BANTEN — Amazon Prime Day memasuki hari kedua dengan gelombang baru diskon "Green Deals" yang menyasar perangkat energi dan robotik rumahan. Headliner utama edisi kali ini adalah power station Bluetti dan robot pemotong rumput otonom Segway Navimow yang sama-sama mencatatkan rekor harga terendah baru. Pengguna Indonesia yang kerap berburu perangkat backup daya atau alat rumah pintar bisa memanfaatkan momen ini, meski perlu memperhitungkan ongkos kirim dan pajak impor.
Bluetti memimpin penawaran dengan menurunkan harga Elite 300 (3.014Wh) ke angka USD 999 (Rp 15,9 juta) di Amazon.
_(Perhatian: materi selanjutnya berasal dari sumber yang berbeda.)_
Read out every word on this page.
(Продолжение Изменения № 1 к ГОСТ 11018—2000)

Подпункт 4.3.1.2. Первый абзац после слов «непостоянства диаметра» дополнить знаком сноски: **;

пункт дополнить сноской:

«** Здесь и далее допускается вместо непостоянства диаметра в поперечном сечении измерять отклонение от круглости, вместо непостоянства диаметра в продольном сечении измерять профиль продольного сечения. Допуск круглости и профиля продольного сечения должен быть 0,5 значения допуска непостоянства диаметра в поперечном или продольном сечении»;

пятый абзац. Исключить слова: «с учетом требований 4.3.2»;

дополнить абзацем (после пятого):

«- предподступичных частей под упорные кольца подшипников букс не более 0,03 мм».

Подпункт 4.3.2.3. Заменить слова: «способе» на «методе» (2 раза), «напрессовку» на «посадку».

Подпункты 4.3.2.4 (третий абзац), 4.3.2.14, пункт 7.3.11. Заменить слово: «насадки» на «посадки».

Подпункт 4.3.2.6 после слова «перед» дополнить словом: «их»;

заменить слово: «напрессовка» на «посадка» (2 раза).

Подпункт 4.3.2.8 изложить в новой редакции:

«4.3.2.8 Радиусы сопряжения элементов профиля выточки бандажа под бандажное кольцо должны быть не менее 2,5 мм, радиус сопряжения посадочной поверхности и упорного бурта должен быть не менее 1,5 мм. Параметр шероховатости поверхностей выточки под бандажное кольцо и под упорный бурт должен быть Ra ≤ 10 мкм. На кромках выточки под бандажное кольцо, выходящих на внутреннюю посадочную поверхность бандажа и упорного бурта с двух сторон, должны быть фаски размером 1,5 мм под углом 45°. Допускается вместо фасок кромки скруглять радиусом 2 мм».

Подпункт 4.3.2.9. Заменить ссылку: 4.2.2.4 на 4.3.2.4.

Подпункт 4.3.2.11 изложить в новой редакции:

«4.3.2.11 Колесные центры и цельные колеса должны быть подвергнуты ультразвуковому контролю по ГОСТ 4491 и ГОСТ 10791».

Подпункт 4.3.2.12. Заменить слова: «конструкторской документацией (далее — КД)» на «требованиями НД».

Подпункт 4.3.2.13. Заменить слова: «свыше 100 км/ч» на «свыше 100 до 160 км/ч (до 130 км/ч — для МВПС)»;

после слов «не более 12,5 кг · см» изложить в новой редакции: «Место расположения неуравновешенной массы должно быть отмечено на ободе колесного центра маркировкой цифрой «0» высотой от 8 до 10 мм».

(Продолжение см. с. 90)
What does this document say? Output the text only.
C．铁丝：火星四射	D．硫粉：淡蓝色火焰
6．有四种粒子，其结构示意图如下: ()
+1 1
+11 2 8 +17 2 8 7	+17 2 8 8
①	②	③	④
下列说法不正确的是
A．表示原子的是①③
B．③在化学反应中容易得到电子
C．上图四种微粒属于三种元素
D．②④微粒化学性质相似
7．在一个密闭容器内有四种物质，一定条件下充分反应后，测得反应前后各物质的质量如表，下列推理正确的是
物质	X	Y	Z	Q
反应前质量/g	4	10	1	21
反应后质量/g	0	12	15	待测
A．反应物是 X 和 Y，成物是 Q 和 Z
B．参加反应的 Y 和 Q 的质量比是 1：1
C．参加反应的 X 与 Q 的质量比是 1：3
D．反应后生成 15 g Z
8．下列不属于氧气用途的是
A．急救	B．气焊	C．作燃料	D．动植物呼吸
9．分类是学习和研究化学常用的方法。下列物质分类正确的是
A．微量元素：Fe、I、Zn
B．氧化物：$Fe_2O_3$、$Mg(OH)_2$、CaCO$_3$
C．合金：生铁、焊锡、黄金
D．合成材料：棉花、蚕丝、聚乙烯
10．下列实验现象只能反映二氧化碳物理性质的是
Namun, dengan kode diskon eksklusif 9TO5TOYS5OFF, harga bisa ditekan lebih dalam menjadi USD 949 (Rp 15,1 juta). Angka ini menjadi rekor termurah untuk model tersebut, turun dari harga normal USD 1.199 yang sudah dipotong permanen sejak Mei lalu.
Bluetti juga memberikan bonus 3x Bluetti Bucks untuk setiap pembelian selama periode promo. Poin ini bisa ditukar dengan diskon atau aksesori di kemudian hari. Kode diskon 9TO5TOYS6OFF memberikan potongan 6% khusus untuk lini Elite 400 dan bundelnya.
Segway memanfaatkan Prime Day untuk menekan harga jajaran robot pemotong rumput Navimow seri X. Model premium X430 dan X450 dibanderol mulai USD 2.099 (Rp 33,5 juta), turun cukup dalam dari harga normal. Robot ini menggunakan sistem navigasi RTK-GNSS tanpa kabel batas (boundary wire), cocok untuk lahan luas hingga 1.500 meter persegi.
Selain robot mower, Segway juga menawarkan diskon untuk lini e-scooter dan kendaraan listrik Navee. Sayangnya, rincian harga spesifik untuk segmen ini belum dirilis secara detail dalam pengumuman kali ini.
Beatbot, merek robot pembersih kolam renang, menawarkan seluruh lini produknya dengan harga mulai USD 284 (Rp 4,5 juta). Ini menjadi alternatif menarik bagi pemilik kolam yang ingin otomatisasi perawatan. Sementara itu, EGO Power+ — pemasok alat taman baterai — juga ikut dalam pusaran diskon Prime Day dengan beragam alat outdoor tanpa kabel.
Bagi pemburu deal di Indonesia, perlu diingat bahwa harga-harga tersebut belum termasuk ongkos kirim internasional, bea masuk, dan PPN impor yang bisa menambah 30-40% dari total belanja. Namun, untuk produk dengan selisih harga yang besar seperti Bluetti Elite 300, potensi penghematan tetap menarik meski sudah ditambah biaya logistik.